« De l'âge bête - La période de latence »
Paul Denis, Quadrige, Essais/Débats aux PUF, 2011

Note de lecture dans le cadre du prix Œdipe 2012
A qui profite la bêtise ? Petit crime, ou lèse-majesté Intelligence, à l’usage de ceux qui après les années de latence durant lesquelles Œdipe ajourne ses projets, viennent à éprouver cette oppressante, étrange et inquiétante liberté. L’observation est souvent pour le moins patente chez les parents, qui trouvèrent dans la période qui précède, épinglée aussi d’« âge de raison », une configuration idéale, un narcissisme qui mêle tendresse et fierté auprès du tout jeune élève, curieux des choses de ce monde, petit inventeur mobilisant son corps au rythme des comptines, des marelles et autres saute-mouton… faire le bête n’est pas si bête, et le livre de Paul Denis est un véritable petit plaidoyer contre cet entêtement — fâcheusement bête — à identifier le jeune adolescent, dans son comportement, à un bêta — mais tout autant contre cette triste injonction « Ne soit pas bête ! ».

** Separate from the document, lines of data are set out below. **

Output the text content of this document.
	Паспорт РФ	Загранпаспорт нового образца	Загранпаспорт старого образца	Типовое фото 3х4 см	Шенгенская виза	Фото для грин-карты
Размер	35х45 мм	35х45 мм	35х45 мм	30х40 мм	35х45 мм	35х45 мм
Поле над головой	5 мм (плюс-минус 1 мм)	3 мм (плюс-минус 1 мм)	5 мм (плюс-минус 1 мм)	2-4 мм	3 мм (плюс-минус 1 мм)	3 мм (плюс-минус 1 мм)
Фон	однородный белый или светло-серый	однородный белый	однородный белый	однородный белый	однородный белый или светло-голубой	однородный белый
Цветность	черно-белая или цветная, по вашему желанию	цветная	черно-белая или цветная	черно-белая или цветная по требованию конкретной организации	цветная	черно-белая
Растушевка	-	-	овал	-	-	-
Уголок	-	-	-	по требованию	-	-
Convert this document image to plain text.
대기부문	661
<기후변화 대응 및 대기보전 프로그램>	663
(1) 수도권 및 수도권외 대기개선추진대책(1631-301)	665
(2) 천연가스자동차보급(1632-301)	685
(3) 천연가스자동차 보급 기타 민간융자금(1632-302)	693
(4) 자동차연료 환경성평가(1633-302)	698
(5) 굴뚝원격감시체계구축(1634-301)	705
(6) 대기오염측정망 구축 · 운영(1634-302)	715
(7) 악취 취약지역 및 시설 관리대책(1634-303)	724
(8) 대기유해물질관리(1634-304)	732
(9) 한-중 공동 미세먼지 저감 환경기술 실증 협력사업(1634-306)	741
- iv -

Paul Denis est psychiatre et psychanalyste, membre de la Société psychanalytique de Paris, auteur d’Emprise et satisfaction, les deux formants de la pulsion, Rives et dérives du contre-transfert, Freud 1905-1920 aux PUF. En quelque 200 pages, l’auteur aborde dans cet essai la question du passage de l’enfant à l’adolescent dans une forme claire, ponctué de nombreux exemples cliniques. Le texte est intelligemment composé en deux parties : une première sur la période de latence vient éclairer dialectiquement la deuxième sur la préadolescence. Les fameux remparts que construit ladite période de latence ne sont en réalité d’aucun repos car rien n’obture, ne suture, la blessure narcissique infligée au petit d’homme en proie aux excitations, voire aux séductions extérieures. Le combat prend la figure de l'attente. L’auteur réinterroge cette période (trop souvent négligée aujourd’hui par les auteurs) à travers une étude à la fois dense, riche en questionnements mais aussi scrupuleuse des observations faites par de nombreux psychanalystes. Ce faisant, Paul Denis tente de nous donner des clés pour apprécier plus justement ce qui se dessine sous les traits de la bêtise de celui qui « se prépare à affronter les orages de l’adolescence ».